I just had a student come to me this morning, showing me “his” speech script, so he can avoid sitting in detention from noon to 12:30. I glanced at it and said, “This is not your work. We’ll work on it in class (11:15 to noon)”. He insisted that it really was his work. That is, he insisted until I said, “Do you really want me to show you where you copied that from? I can find it quicker than you did.” Then he fessed up.

The administration at my school is making a big deal out of ChatGPT. We’ve only been able to get a couple of such programs to work on this side of The Great Firewall so we can see what all the hubbub is and how it will affect our students and thus our teaching.

“Never let your sense of morals prevent you from doing what is right.” ~Salvor Hardin

I like the quote, but looking around I don’t think many are taking the advice.

That’s why it’s in fiction.

Well yes. There have been literary fraudsters from way before 1926.
But they would have at minimum needed to type the manuscript out, and have read at least one.

Now they can produce an entire career lexicon before breakfast unseen and unread.

The stuff in long form (novel/essay) gives those more familiar with the original body of work a chance to detect inconsistencies. The 800 word faux infotorial, much less so.

Look Darren, I can see you’re really upset about this. I honestly think you ought to sit down calmly, take a stress pill, and think things over.


If they make it easier to fake creativity and can make false works of art and literature, that will trivialize art and literature and make the real thing worth less. The arts actually do create new things, they are much more important to the human spirit than any “accessible knowledge” of dull facts, and diminishing their value or compromising their integrity is one of the worst things the technology segment of humanity could do to the rest of us.

If it is good enough to satisfy the audience, what makes it fake or false, and the other “the real thing”?

People have long said that you can’t gatekeep what is art. Random splashes of paint on a tarp? Art. A bunch of squares? Art. Poop in a can? Art. But now that creating interesting and complex visual imagery is being democratized and made available to everyone, the “what is art” gatekeepers are pouring out of the woodworks. It is the fear of the guy selling ice cubes on the beach when he notices the mile high iceberg looming up on the horizon.

Back when genetic engineering - which has yielded great benefits to society and civilization - first became viable the people involved instituted a brief moratorium to consider ramifications and propose ethics and safeguards. While not perfect, I do think the pause and the structures put in place have also been of benefit.

I see this as somewhat comparable - a pause to consider possible negative effects and provide some structure does not seem unreasonable to me. Like any new, powerful technology there are potential downsides as well as upsides.

And yes, there is fear in some quarters.
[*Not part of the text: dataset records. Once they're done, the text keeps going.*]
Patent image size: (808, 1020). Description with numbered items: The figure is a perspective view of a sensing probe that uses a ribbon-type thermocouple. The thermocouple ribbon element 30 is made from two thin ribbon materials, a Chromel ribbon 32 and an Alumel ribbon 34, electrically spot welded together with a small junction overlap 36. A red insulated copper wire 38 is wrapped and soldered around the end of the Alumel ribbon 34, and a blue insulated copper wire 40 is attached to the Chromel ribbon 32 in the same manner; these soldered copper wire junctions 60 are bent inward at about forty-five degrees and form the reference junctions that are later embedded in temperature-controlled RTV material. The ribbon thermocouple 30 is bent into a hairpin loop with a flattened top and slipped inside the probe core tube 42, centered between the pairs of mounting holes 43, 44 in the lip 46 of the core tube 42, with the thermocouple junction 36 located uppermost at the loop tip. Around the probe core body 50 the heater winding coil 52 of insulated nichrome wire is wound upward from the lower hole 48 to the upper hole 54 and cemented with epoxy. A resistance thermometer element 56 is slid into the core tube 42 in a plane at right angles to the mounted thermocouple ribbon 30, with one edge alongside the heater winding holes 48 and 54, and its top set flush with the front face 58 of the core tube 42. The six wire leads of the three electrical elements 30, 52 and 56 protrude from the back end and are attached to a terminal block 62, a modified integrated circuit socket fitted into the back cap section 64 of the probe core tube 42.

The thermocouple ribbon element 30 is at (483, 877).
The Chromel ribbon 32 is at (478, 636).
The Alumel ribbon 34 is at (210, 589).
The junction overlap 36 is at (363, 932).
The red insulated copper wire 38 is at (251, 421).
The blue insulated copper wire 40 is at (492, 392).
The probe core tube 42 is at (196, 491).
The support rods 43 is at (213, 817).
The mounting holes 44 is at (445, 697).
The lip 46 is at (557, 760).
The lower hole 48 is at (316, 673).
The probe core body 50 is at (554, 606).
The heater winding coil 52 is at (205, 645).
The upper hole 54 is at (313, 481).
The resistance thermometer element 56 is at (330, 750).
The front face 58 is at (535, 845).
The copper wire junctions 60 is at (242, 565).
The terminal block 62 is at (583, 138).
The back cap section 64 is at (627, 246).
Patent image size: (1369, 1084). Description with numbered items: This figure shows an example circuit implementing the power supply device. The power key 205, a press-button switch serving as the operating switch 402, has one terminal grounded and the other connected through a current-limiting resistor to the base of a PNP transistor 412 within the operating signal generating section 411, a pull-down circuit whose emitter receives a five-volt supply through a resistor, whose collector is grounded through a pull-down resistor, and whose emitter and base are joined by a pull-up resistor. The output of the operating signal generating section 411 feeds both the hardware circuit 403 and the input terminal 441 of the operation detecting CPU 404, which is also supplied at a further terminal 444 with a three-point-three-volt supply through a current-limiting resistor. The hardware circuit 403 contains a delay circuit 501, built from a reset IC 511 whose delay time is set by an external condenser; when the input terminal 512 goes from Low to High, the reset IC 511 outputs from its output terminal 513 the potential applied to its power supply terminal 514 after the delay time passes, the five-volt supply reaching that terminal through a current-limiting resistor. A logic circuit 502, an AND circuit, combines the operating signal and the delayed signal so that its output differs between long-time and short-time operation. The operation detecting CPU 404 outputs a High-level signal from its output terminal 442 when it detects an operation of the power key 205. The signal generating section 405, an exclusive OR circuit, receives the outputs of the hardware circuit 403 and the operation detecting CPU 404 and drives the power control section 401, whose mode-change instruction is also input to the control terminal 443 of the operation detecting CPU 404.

Fear of loss of jobs, loss of income, loss of reputations for deep fakes, fear of undue influence in certain areas. I think there is some merit in a pause to address those concerns as well.

I think it’s exactly the opposite. The invention of photography fundamentally transformed the art world, and for the better. Photography took on the task of humdrum realism, while artists moved on to new creative styles like Impressionism, Cubism, and completely non-representational abstraction. AI is no threat to art. Art will thrive as long as there is humanity.

A lot of AI art has no personality. That’s one of the main ways I can identify AI writing, and AI music (AI visual art can be harder for me to recognize unless there are notable flaws which are common in AI art such as extra fingers). This is pure speculation on my part, but I think what we might end up seeing is a higher demand for verified human art. While of course there is some fascination with AI art, it is the novelty of “Really? A machine did this?” more so than the creation itself. I think eventually that novelty will wear off. Art is something that connects humans together with our shared experience that is difficult for current AI to duplicate (and I think it will continue to struggle with this until it is more alive in a sense). So music, writing, artwork that is verified to be done by a human will have an extra appeal.